# This is a practical thinker...



## Alan Small (Dec 30, 2019)

Very cool use what you've got


----------



## silvertonebetty (Jan 4, 2015)

Alan Small said:


> Very cool
> View attachment 389464


What’s going on here


----------



## keto (May 23, 2006)

silvertonebetty said:


> What’s going on here


Signal, maybe stereo for red & white, common ground around the bodies of all. Using the extremely conductive copper. Because they don't have the correct RCA adapters, but the amp/headphone output carries the same type of signal.
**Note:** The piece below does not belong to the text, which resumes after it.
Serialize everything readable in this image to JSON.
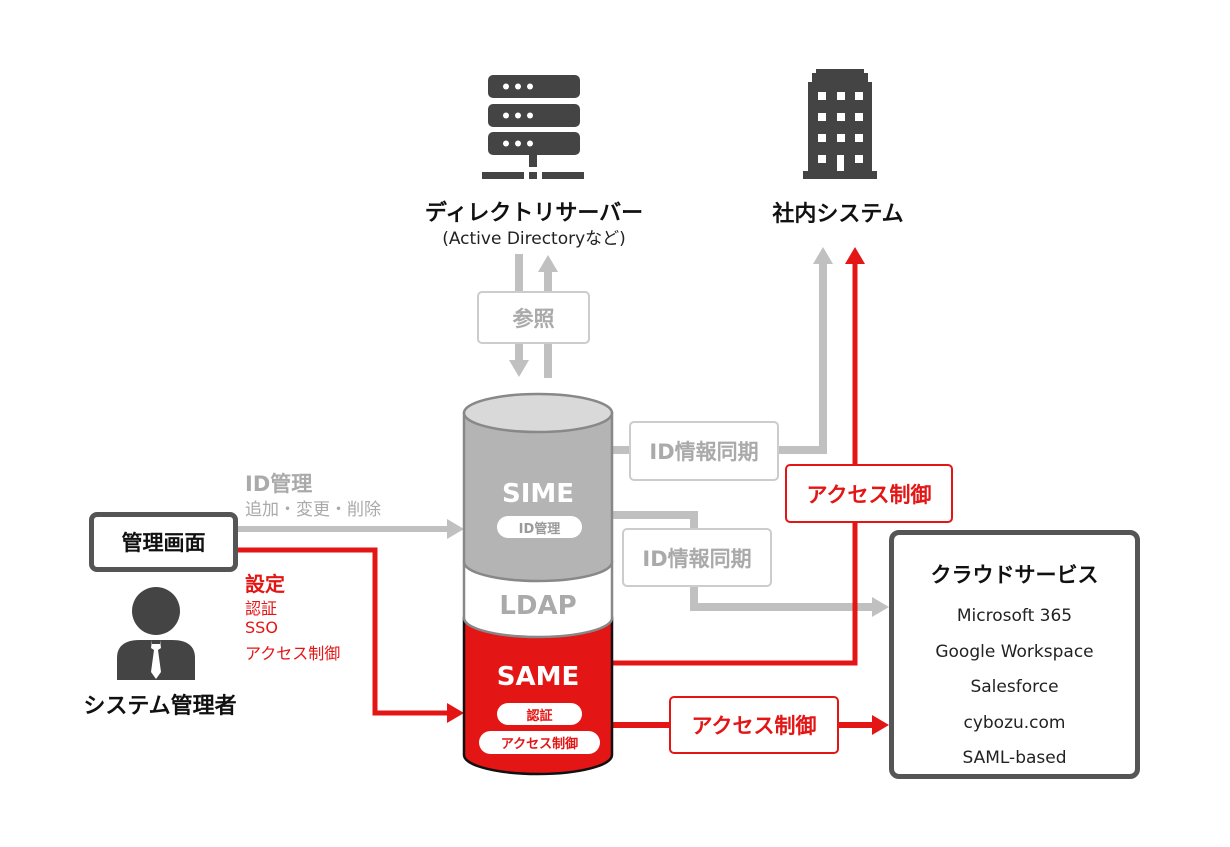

Whether the strength of the signal is of the right electrical strength, and whether the 'ground' provides any actual usefullness, indeed, whether my total analysis is flawed beyond comprehension, is not for me to say.


----------



## bw66 (Dec 17, 2009)

I would assume that the outer shells of the RCA connectors would be connected internally, so you should only need to wrap the "common" around one of the jacks, but better safe than sorry, I suppose.


----------



## laristotle (Aug 29, 2019)




----------



## Latole (Aug 11, 2020)

laristotle said:


> View attachment 389479



Never never do that ! It is not safe.


----------



## Latole (Aug 11, 2020)

Alan Small said:


> Very cool use what you've got
> View attachment 389464


Good idea;
IMO, solid wires contacts won't last, won't work long time.
Use the right adapter or make a better one.


----------



## Milkman (Feb 2, 2006)

laristotle said:


> View attachment 389479



Remote light switch. Insert into any receptacle.


----------



## Paul Running (Apr 12, 2020)

Rev-1: Figure-8 wrap for increased mechanical connection:


----------



## Latole (Aug 11, 2020)

Paul Running said:


> Rev-1: Figure-8 wrap for increased mechanical connection:
> 
> View attachment 389488



Not good.


----------



## laristotle (Aug 29, 2019)




----------



## Business (Jul 30, 2013)

A practical thinker in the 60's perhaps
In the 80's go, to Radio Shack
In the 21st Century, find the proper adapter online


----------



## KapnKrunch (Jul 13, 2016)

Alan Small said:


> Very cool use what you've got
> View attachment 389464


The audiophile version requires functionally pure silver wire.


----------



## Paul Running (Apr 12, 2020)




----------



## KapnKrunch (Jul 13, 2016)

LOL. @Paul Running 

And for an extra grand... the figure eight wrap!!


----------



## Permanent Waves (Jun 2, 2020)

Latole said:


> Never never do that ! It is not safe.


When I was a teenager and strings were too much expense for my limited budget, I kept a pile of unbroken used ones behind my stereo as spares. One day I was plugging my stereo in and I didn't notice I picked up a high E string with the prongs and plugged it in, shorting it out. That was quite an exciting spark and it actually broke the string and fused half of it to one of the prongs.


----------



## 2N1305 (Nov 2, 2009)

laristotle said:


> View attachment 389479


Absolutely hilarious! And it will work, and there's "almost" nothing wrong with doing it that way!


----------



## Latole (Aug 11, 2020)

Paul Running said:


> Rev-1: Figure-8 wrap for increased mechanical connection:
> 
> View attachment 389488



No reliable in my opinion. May work sometimes not always


----------



## Latole (Aug 11, 2020)

Alan Small said:


> Very cool use what you've got
> View attachment 389464



Not reliable IMO. may work sometimes, not always


----------